Türkiye Büyük Millet Meclisi’ne sunulan yasa tasarısı ile mevcut durumda yapılması istenen değişikliklere gelince, bir hayvan neslini yok etme, hayvanı öldürme, dövüştürme, hayvana acımasızca ve zalimce eylemlerde bulunma, hayvanların cinsel istismarı, kaçak avcılık, kabahat olmaktan çıkartılıp suç olarak ceza yasalarında tanımlanmalıdır. Hayvanlara yönelik fiillerin cezalandırılmasında sahipli - sahipsiz hayvan ayrımına son verilerek, fiillere uygulanacak cezalar ekonomik değil, hürriyeti bağlayıcı nitelik taşımalıdır. Eğer ceza miktarı 2 yıldan daha fazla belirlenmez ise erteleme, hükmün açıklanmasının geri bırakılması, para cezasına çevrilme gibi pişmanlık sağlamayacak sonuçlar çıkacaktır.
Cezalar artırılmalı
Hayvanları sahiplenen kişiler için de, sorumluluklarını yerine getiremeyip sokağa terk etmeleri halinde hayvanın duygu durumunda yaşanacak yıkım gözetilerek idari para cezaları artırılmalı, caydırıcı rakamlar belirlenmelidir. Hayvanlara yönelik suç işleyen kişilerin potansiyelleri göz önüne alınarak mutlaka zorunlu bir rehabilite sürecine tabi kılınmalıdır. Yeniden suç işlemeyeceklerine kanaat getirilmediği takdirde hayvan sahibi olmaları engellenmelidir. Hayvanların dövüştürülmesi gibi, şiddet içerikli her türlü organizasyon ile bunların özendirilmesi, ayrıca reklam ya da ilanı sosyal ortamda dahi engellenmelidir.

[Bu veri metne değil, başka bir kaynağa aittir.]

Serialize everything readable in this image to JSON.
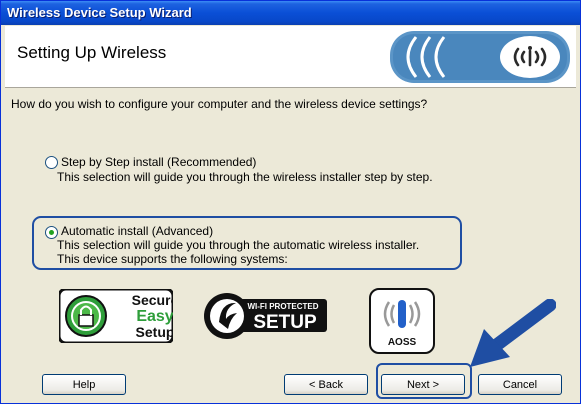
{
  "window": {
    "title": "Wireless Device Setup Wizard"
  },
  "header": {
    "title": "Setting Up Wireless"
  },
  "question": "How do you wish to configure your computer and the wireless device settings?",
  "options": [
    {
      "label": "Step by Step install (Recommended)",
      "description": "This selection will guide you through the wireless installer step by step.",
      "selected": false
    },
    {
      "label": "Automatic install (Advanced)",
      "description": "This selection will guide you through the automatic wireless installer.",
      "description2": "This device supports the following systems:",
      "selected": true
    }
  ],
  "logos": {
    "secure_easy_setup": [
      "Secure",
      "Easy",
      "Setup"
    ],
    "wifi_protected": {
      "small": "WI-FI PROTECTED",
      "big": "SETUP"
    },
    "aoss": "AOSS"
  },
  "buttons": {
    "help": "Help",
    "back": "< Back",
    "next": "Next >",
    "cancel": "Cancel"
  },
  "colors": {
    "title_bar": "#0a4fd6",
    "highlight": "#1f4ea3",
    "radio_dot": "#21a121",
    "secure_green": "#2e9e3a"
  }
}
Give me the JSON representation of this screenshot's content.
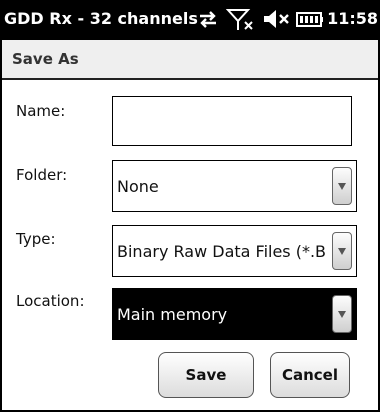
{
  "statusbar": {
    "title": "GDD Rx - 32 channels",
    "clock": "11:58",
    "icons": [
      "sync-arrows-icon",
      "no-signal-icon",
      "speaker-muted-icon",
      "battery-icon"
    ]
  },
  "dialog": {
    "title": "Save As"
  },
  "form": {
    "name_label": "Name:",
    "name_value": "",
    "folder_label": "Folder:",
    "folder_value": "None",
    "type_label": "Type:",
    "type_value": "Binary Raw Data Files (*.B",
    "location_label": "Location:",
    "location_value": "Main memory"
  },
  "buttons": {
    "save": "Save",
    "cancel": "Cancel"
  },
  "colors": {
    "statusbar_bg": "#000000",
    "header_bg": "#efefef",
    "selected_bg": "#000000"
  }
}
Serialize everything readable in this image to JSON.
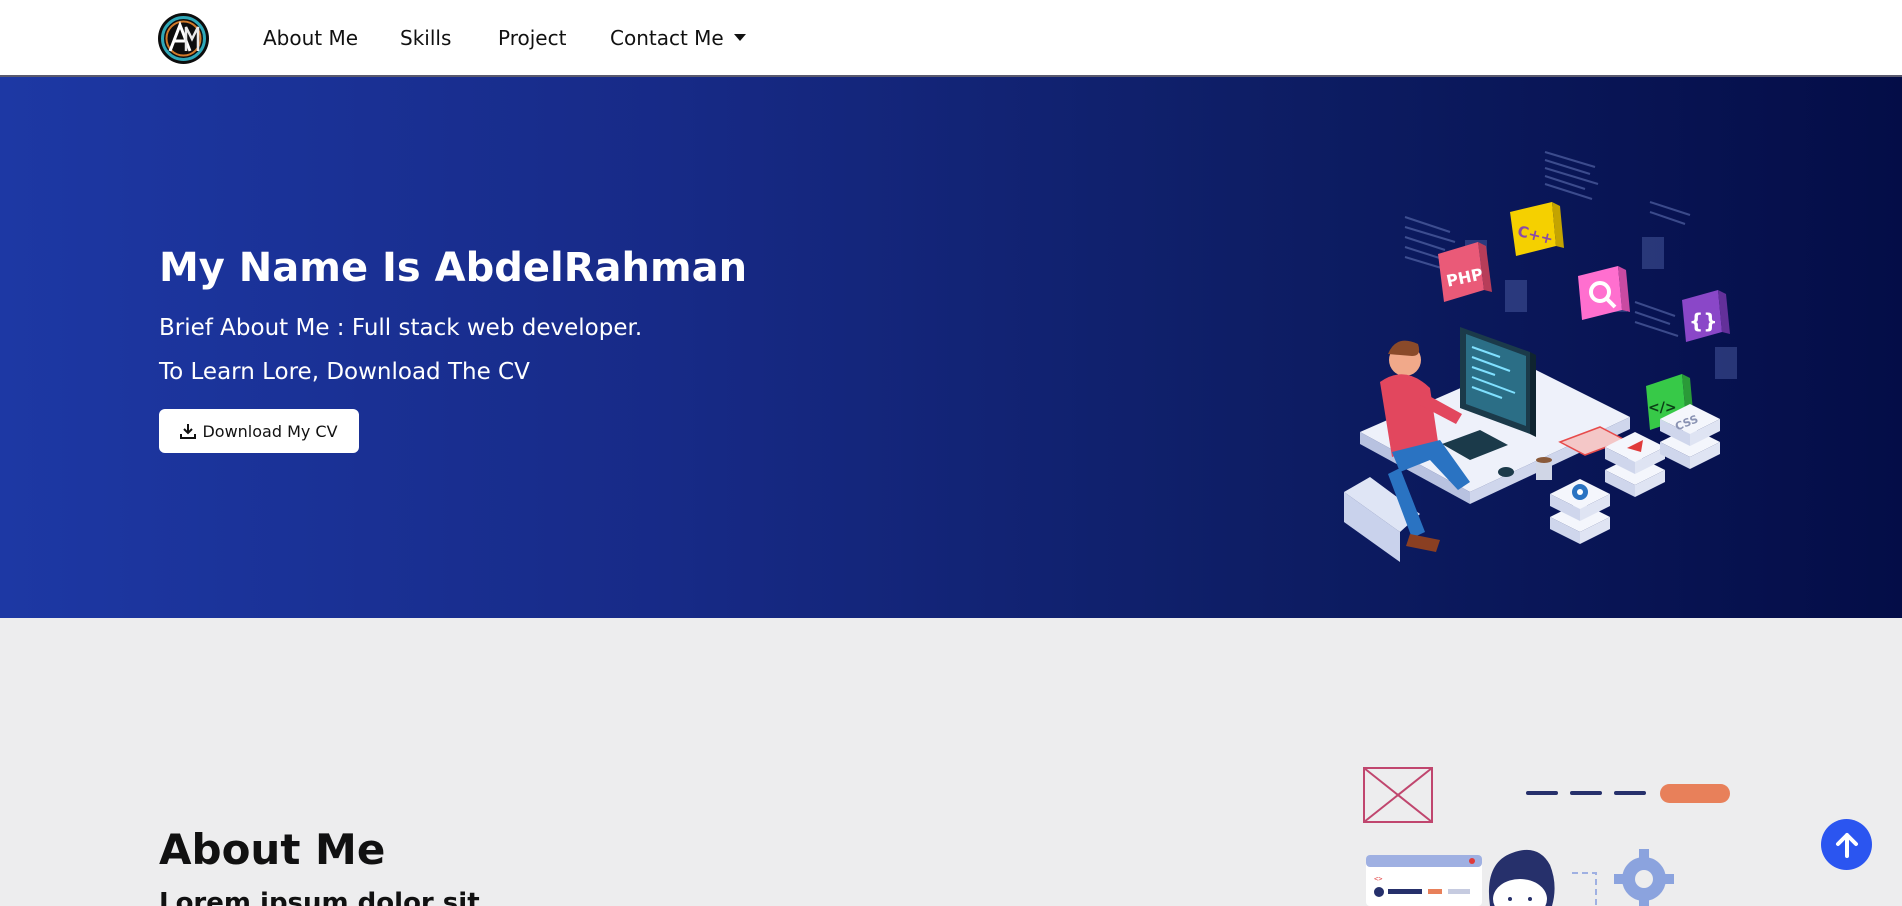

Hayvanlara karşı suçlarda açılacak davalarda, suçtan zarar gören kamuoyunu temsilen hayvan koruma derneklerinin davaya dahil olup, hak savunuculuğu yapabileceği belirtilmelidir. Kat Mülkiyeti Kanunu’nda yapılacak bir revizyonla, hayvanlara ilişkin keyfi kısıtlamaların önüne geçilmelidir. Kamu lojmanlarında hayvan beslenmesini engelleyen düzenlemeler kaldırılarak halen Belediyelerin sorumluluğu altında bulunan hayvan barınaklarına ilişkin iyileştirici düzenlemelere ihtiyaç vardır.
Hayvanların satışı kesinlikle engellenmelidir. Kamuya açık alanlarda beslenme odakları oluşturulup bilhassa çocuklara yönelik teşvik edici faaliyetler organize edilmelidir. Hayvan haklarına ilişkin eğitim müfredata eklenerek önem verilmelidir.